How to Brew Your Own Kombucha
I never really wanted to brew my own kombucha, as I was always scared of it after I learned that it involves feeding a bacterial organism called a SCOBY (symbiotic colony of bacteria and yeast). Google it and tell me if the pictures don’t freak you out! But, after several years of $3 bottles and even the “cheaper” option of paying to stock up my growler, my wallet was hurting.
So one day a couple of years ago Ruben and I spontaneously picked up a SCOBY at Powells on Hawthorne (only in Portland would a book store sell SCOBYs…). I had always heard it was easy to brew, but never believed it until I started. It really was as easy as everybody says. The process is as simple as:
After the first day or two, our SCOBY freaked us out by sinking to the bottom of the container. It had been floating for the first few days and all of a sudden one day we came home & it was on the bottom of our jar! We thought for sure we had killed it.
After a little google searching, it seemed like it would be ok, but we couldn’t really know until we had tried it….
So what did we think of how it turned out? Pretty great! Since we made sure to check it often (every few days), we got the kombucha exactly how we wanted it. We were so pleased with the first batch that the very same day we finished it we began brewing another! We have used black, green and white tea and they have all turned out great.

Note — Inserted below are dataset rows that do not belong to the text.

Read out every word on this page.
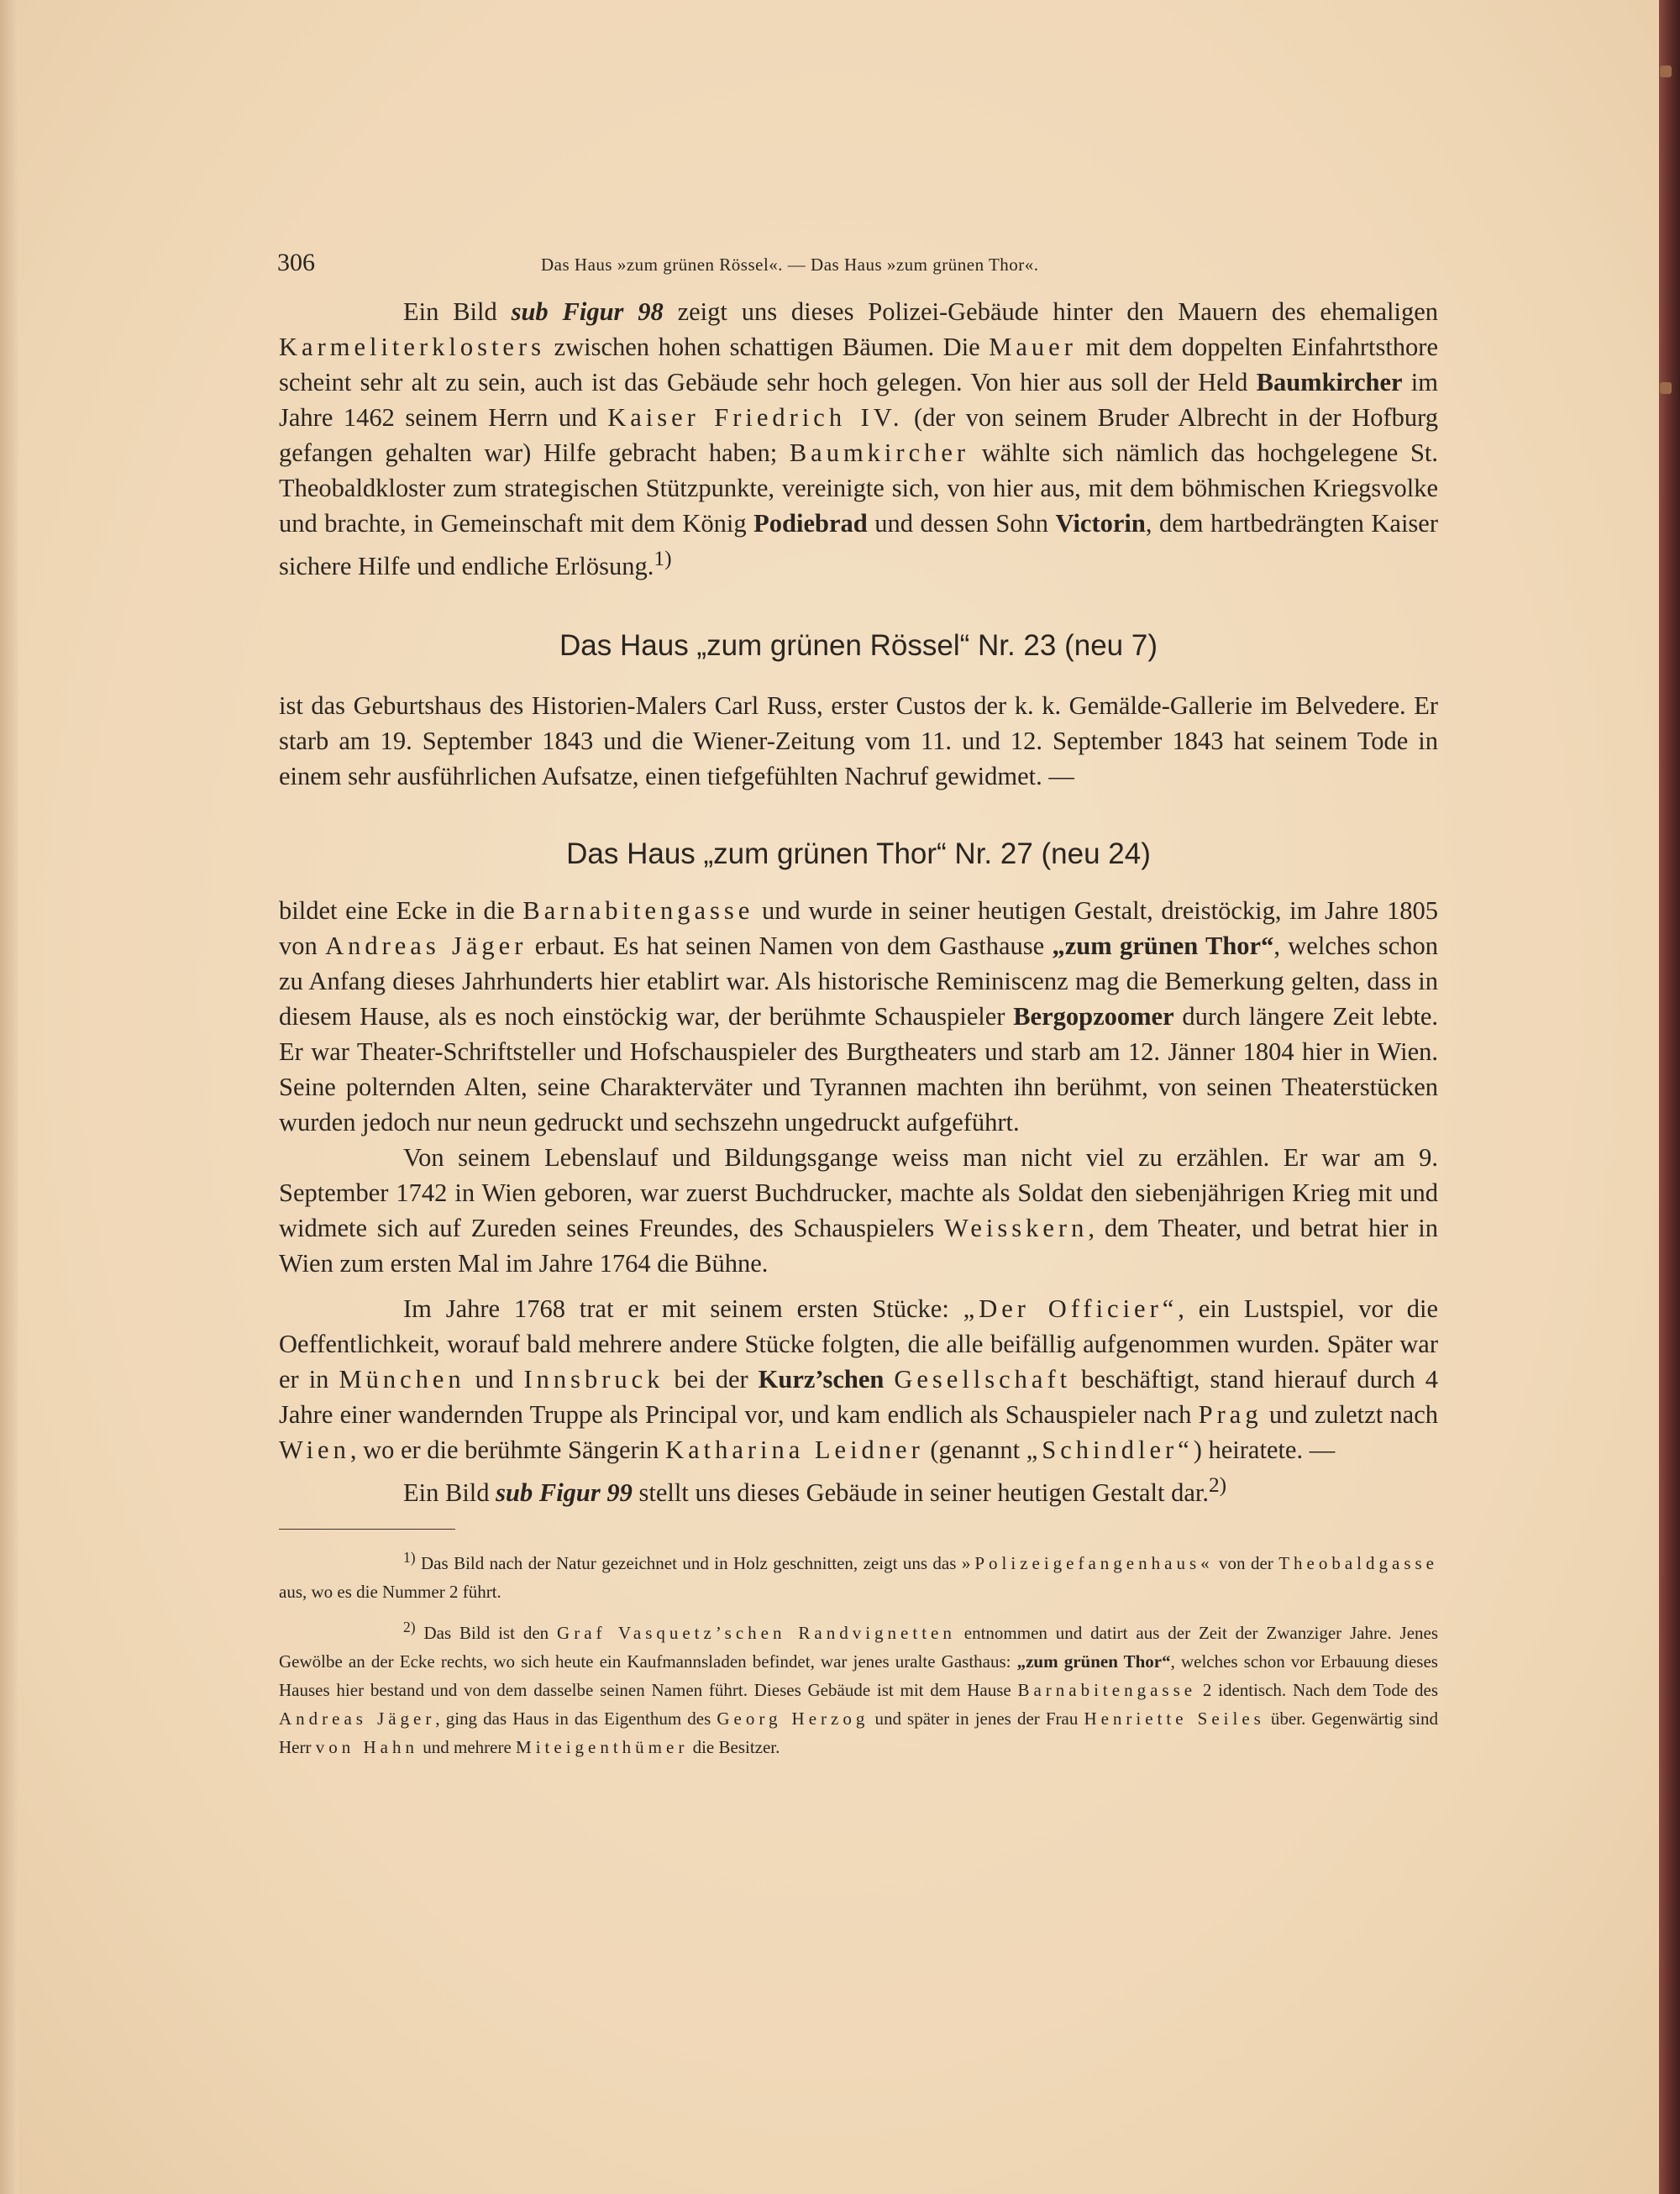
306	Das Haus »zum grünen Rössel«. — Das Haus »zum grünen Thor«.

Ein Bild sub Figur 98 zeigt uns dieses Polizei-Gebäude hinter den Mauern des ehemaligen Karmeliterklosters zwischen hohen schattigen Bäumen. Die Mauer mit dem doppelten Einfahrtsthore scheint sehr alt zu sein, auch ist das Gebäude sehr hoch gelegen. Von hier aus soll der Held Baumkircher im Jahre 1462 seinem Herrn und Kaiser Friedrich IV. (der von seinem Bruder Albrecht in der Hofburg gefangen gehalten war) Hilfe gebracht haben; Baumkircher wählte sich nämlich das hochgelegene St. Theobaldkloster zum strategischen Stützpunkte, vereinigte sich, von hier aus, mit dem böhmischen Kriegsvolke und brachte, in Gemeinschaft mit dem König Podiebrad und dessen Sohn Victorin, dem hartbedrängten Kaiser sichere Hilfe und endliche Erlösung.$^{1)}$

Das Haus „zum grünen Rössel“ Nr. 23 (neu 7)

ist das Geburtshaus des Historien-Malers Carl Russ, erster Custos der k. k. Gemälde-Gallerie im Belvedere. Er starb am 19. September 1843 und die Wiener-Zeitung vom 11. und 12. September 1843 hat seinem Tode in einem sehr ausführlichen Aufsatze, einen tiefgefühlten Nachruf gewidmet. —

Das Haus „zum grünen Thor“ Nr. 27 (neu 24)

bildet eine Ecke in die Barnabitengasse und wurde in seiner heutigen Gestalt, dreistöckig, im Jahre 1805 von Andreas Jäger erbaut. Es hat seinen Namen von dem Gasthause „zum grünen Thor“, welches schon zu Anfang dieses Jahrhunderts hier etablirt war. Als historische Reminiscenz mag die Bemerkung gelten, dass in diesem Hause, als es noch einstöckig war, der berühmte Schauspieler Bergopzoomer durch längere Zeit lebte. Er war Theater-Schriftsteller und Hofschauspieler des Burgtheaters und starb am 12. Jänner 1804 hier in Wien. Seine polternden Alten, seine Charakterväter und Tyrannen machten ihn berühmt, von seinen Theaterstücken wurden jedoch nur neun gedruckt und sechszehn ungedruckt aufgeführt.

Von seinem Lebenslauf und Bildungsgange weiss man nicht viel zu erzählen. Er war am 9. September 1742 in Wien geboren, war zuerst Buchdrucker, machte als Soldat den siebenjährigen Krieg mit und widmete sich auf Zureden seines Freundes, des Schauspielers Weisskern, dem Theater, und betrat hier in Wien zum ersten Mal im Jahre 1764 die Bühne.

Im Jahre 1768 trat er mit seinem ersten Stücke: „Der Officier“, ein Lustspiel, vor die Oeffentlichkeit, worauf bald mehrere andere Stücke folgten, die alle beifällig aufgenommen wurden. Später war er in München und Innsbruck bei der Kurz’schen Gesellschaft beschäftigt, stand hierauf durch 4 Jahre einer wandernden Truppe als Principal vor, und kam endlich als Schauspieler nach Prag und zuletzt nach Wien, wo er die berühmte Sängerin Katharina Leidner (genannt „Schindler“) heiratete. —

Ein Bild sub Figur 99 stellt uns dieses Gebäude in seiner heutigen Gestalt dar.$^{2)}$

$^{1)}$ Das Bild nach der Natur gezeichnet und in Holz geschnitten, zeigt uns das »Polizeigefangenhaus« von der Theobaldgasse aus, wo es die Nummer 2 führt.

$^{2)}$ Das Bild ist den Graf Vasquetz’schen Randvignetten entnommen und datirt aus der Zeit der Zwanziger Jahre. Jenes Gewölbe an der Ecke rechts, wo sich heute ein Kaufmannsladen befindet, war jenes uralte Gasthaus: „zum grünen Thor“, welches schon vor Erbauung dieses Hauses hier bestand und von dem dasselbe seinen Namen führt. Dieses Gebäude ist mit dem Hause Barnabitengasse 2 identisch. Nach dem Tode des Andreas Jäger, ging das Haus in das Eigenthum des Georg Herzog und später in jenes der Frau Henriette Seiles über. Gegenwärtig sind Herr von Hahn und mehrere Miteigenthümer die Besitzer.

So here’s a more detailed step-by-step directions of what we did to make our own citrus-flavored kombucha:
1 SCOBY (can get from a kit, order online, or ask me for one – I have been growing them as well)
1 gallon water
1 bag or 1 tablespoon loose leaf black, green, or white tea (NOT herbal tea)
¾ cup organic cane sugar
~1/4 cup lemon juice (more if you like it more tart)
1 lemon or 1/2 lemon + 1 lime, sliced (optional)
1 Gallon container
Funnel – not necessary, but helpful for pouring the kombucha
Cloth or cheesecloth
Bring water to boil, in batches if necessary.
Add tea bags and let tea steep for 3-6 minutes, depending on type of tea.
Add sugar and stir until dissolved.
Let the tea mixture come to room temperature. To make this go faster, I always transfer it to a large, wide pot at this point.
Once the tea is cooler, add the SCOBY. If you add the SCOBY when the tea is hot, it will die, so it is very important to let the tea cool first.
Put the tea with the SCOBY in a gallon container and cover the opening with the cloth or cheesecloth. Secure with a rubber band.
Store in a dark cupboard for at a minimum of 2 weeks. Strain and taste a small amount after 2 weeks. If it tastes good to you enough, then you can move on to step 8. The longer you wait the more bitter the drink will become, so if it is too sweet wait another week or so and test it again. Once it is to your liking, move on to step 8.
When the kombucha has become drinkable, it is time to carbonate it. Strain the kombucha and remove the SCOBY. (To store the SCOBY for reuse, simply put in a jar with ½ cup of kombucha and leave it in the fridge.)* Put the kombucha back in the jar and seal it.
Place the carbonating kombucha back in the dark cupboard and leave for about a week, or until carbonated.
Chill in the fridge and serve once cold. It will last for months in your refridgerator.
For citrus kombucha, simply add lemon juice, sliced lemons and/or limes to the finished and carbonated kombucha. This flavoring makes it even more tangy and bitter, but the citrus really blends nicely with the vinegar-y drink.
*It is important to strain it because sometimes there will be remnants of another SCOBY growing. You can either throw this away or keep it in a jar with a bit of kombucha and let it grow into another SCOBY.